I have a graph data with millions of nodes which is grouped with property. For several reason, I don't use node label.
When I filter nodes which have multiple relationships, Neo4j returned "Out of memory" error and I cannot complete my query like this.

MATCH (n) WHERE n.idtype='ip'
WITH n
MATCH p=(n)-[r:have_ip]->()
WITH count(r) as cntr, p
WHERE cntr>2
RETURN p LIMIT 100

Neo.TransientError.General.OutOfMemoryError: There is not enough memory to perform the current task. Please try increasing 'dbms.memory.heap.max_size' in the neo4j configuration (normally in 'conf/neo4j.conf' or, if you you are using Neo4j Desktop, found through the user interface) or if you are running an embedded installation increase the heap by using '-Xmx' command line flag, and then restart the database.

How do I complete my query efficiently (without tweaking heap size) ?
Any comment is welcome !

Resolved by myself... Haha.

MATCH (n) WHERE n.idtype='ip'
WITH n
MATCH p=(n)-[r:have_ip]->()
WITH count(r) as cntr, n
WHERE cntr>2
WITH n
MATCH p=(n)-[:have_ip]->()<--()
RETURN p LIMIT 50

Screenshot from 2019-02-05 16-35-59.png1547×513 150 KB

For one, you really should be using labels, AllNodesScans are expensive.
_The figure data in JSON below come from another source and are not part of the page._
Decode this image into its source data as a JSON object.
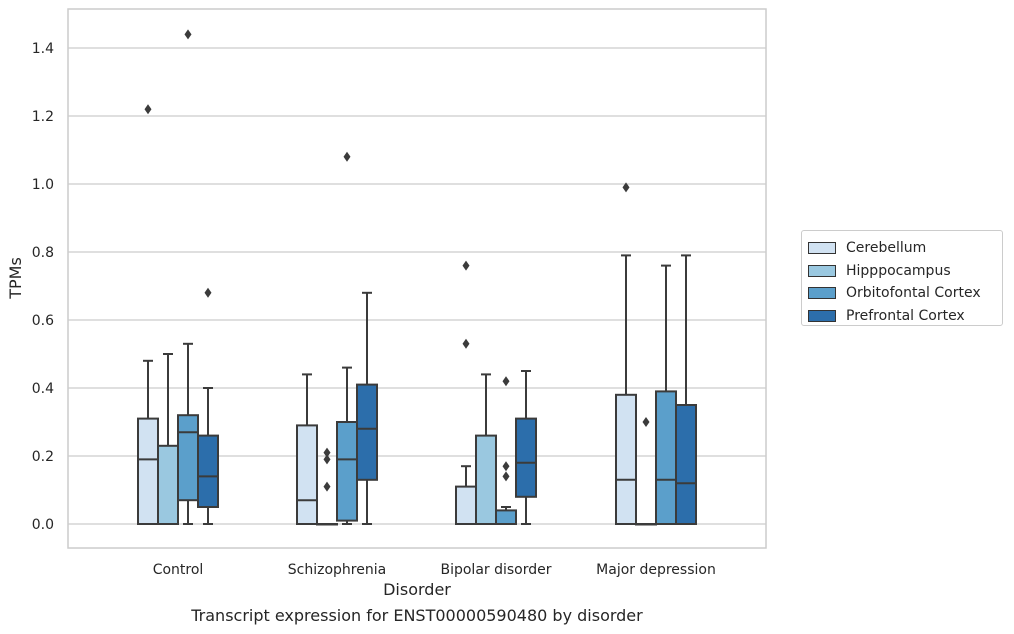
{
  "chart_data": {
    "type": "box",
    "xlabel": "Disorder",
    "ylabel": "TPMs",
    "ylim": [
      -0.07,
      1.52
    ],
    "yticks": [
      0.0,
      0.2,
      0.4,
      0.6,
      0.8,
      1.0,
      1.2,
      1.4
    ],
    "ytick_labels": [
      "0.0",
      "0.2",
      "0.4",
      "0.6",
      "0.8",
      "1.0",
      "1.2",
      "1.4"
    ],
    "grid": "y",
    "legend_position": "right, outside plot",
    "categories": [
      "Control",
      "Schizophrenia",
      "Bipolar disorder",
      "Major depression"
    ],
    "series": [
      {
        "name": "Cerebellum",
        "color": "#d1e2f2",
        "boxes": [
          {
            "whislo": 0.0,
            "q1": 0.0,
            "med": 0.19,
            "q3": 0.31,
            "whishi": 0.48,
            "fliers": [
              1.22
            ]
          },
          {
            "whislo": 0.0,
            "q1": 0.0,
            "med": 0.07,
            "q3": 0.29,
            "whishi": 0.44,
            "fliers": []
          },
          {
            "whislo": 0.0,
            "q1": 0.0,
            "med": 0.0,
            "q3": 0.11,
            "whishi": 0.17,
            "fliers": [
              0.53,
              0.76
            ]
          },
          {
            "whislo": 0.0,
            "q1": 0.0,
            "med": 0.13,
            "q3": 0.38,
            "whishi": 0.79,
            "fliers": [
              0.99
            ]
          }
        ]
      },
      {
        "name": "Hipppocampus",
        "color": "#9ac8e0",
        "boxes": [
          {
            "whislo": 0.0,
            "q1": 0.0,
            "med": 0.0,
            "q3": 0.23,
            "whishi": 0.5,
            "fliers": []
          },
          {
            "whislo": 0.0,
            "q1": 0.0,
            "med": 0.0,
            "q3": 0.0,
            "whishi": 0.0,
            "fliers": [
              0.11,
              0.19,
              0.21
            ]
          },
          {
            "whislo": 0.0,
            "q1": 0.0,
            "med": 0.0,
            "q3": 0.26,
            "whishi": 0.44,
            "fliers": []
          },
          {
            "whislo": 0.0,
            "q1": 0.0,
            "med": 0.0,
            "q3": 0.0,
            "whishi": 0.0,
            "fliers": [
              0.3
            ]
          }
        ]
      },
      {
        "name": "Orbitofontal Cortex",
        "color": "#5b9fcb",
        "boxes": [
          {
            "whislo": 0.0,
            "q1": 0.07,
            "med": 0.27,
            "q3": 0.32,
            "whishi": 0.53,
            "fliers": [
              1.44
            ]
          },
          {
            "whislo": 0.0,
            "q1": 0.01,
            "med": 0.19,
            "q3": 0.3,
            "whishi": 0.46,
            "fliers": [
              1.08
            ]
          },
          {
            "whislo": 0.0,
            "q1": 0.0,
            "med": 0.0,
            "q3": 0.04,
            "whishi": 0.05,
            "fliers": [
              0.14,
              0.17,
              0.42
            ]
          },
          {
            "whislo": 0.0,
            "q1": 0.0,
            "med": 0.13,
            "q3": 0.39,
            "whishi": 0.76,
            "fliers": []
          }
        ]
      },
      {
        "name": "Prefrontal Cortex",
        "color": "#2c6eab",
        "boxes": [
          {
            "whislo": 0.0,
            "q1": 0.05,
            "med": 0.14,
            "q3": 0.26,
            "whishi": 0.4,
            "fliers": [
              0.68
            ]
          },
          {
            "whislo": 0.0,
            "q1": 0.13,
            "med": 0.28,
            "q3": 0.41,
            "whishi": 0.68,
            "fliers": []
          },
          {
            "whislo": 0.0,
            "q1": 0.08,
            "med": 0.18,
            "q3": 0.31,
            "whishi": 0.45,
            "fliers": []
          },
          {
            "whislo": 0.0,
            "q1": 0.0,
            "med": 0.12,
            "q3": 0.35,
            "whishi": 0.79,
            "fliers": []
          }
        ]
      }
    ]
  },
  "caption": "Transcript expression for ENST00000590480 by disorder"
}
Second, you can use the size() of a pattern with just the relationship type and/or direction to get the degree of a relationship without paying the cost of expanding it, that's a more efficient way to get the info you need.

MATCH (n)
WHERE n.idtype='ip' AND size((n)-[:have_ip]->()) > 1
WITH n
LIMIT 50 // every node would have at least 2 relationships, so at least 100 paths total
MATCH p = (n)-[:have_ip]->()
RETURN p
LIMIT 100

So informative. Thanks much !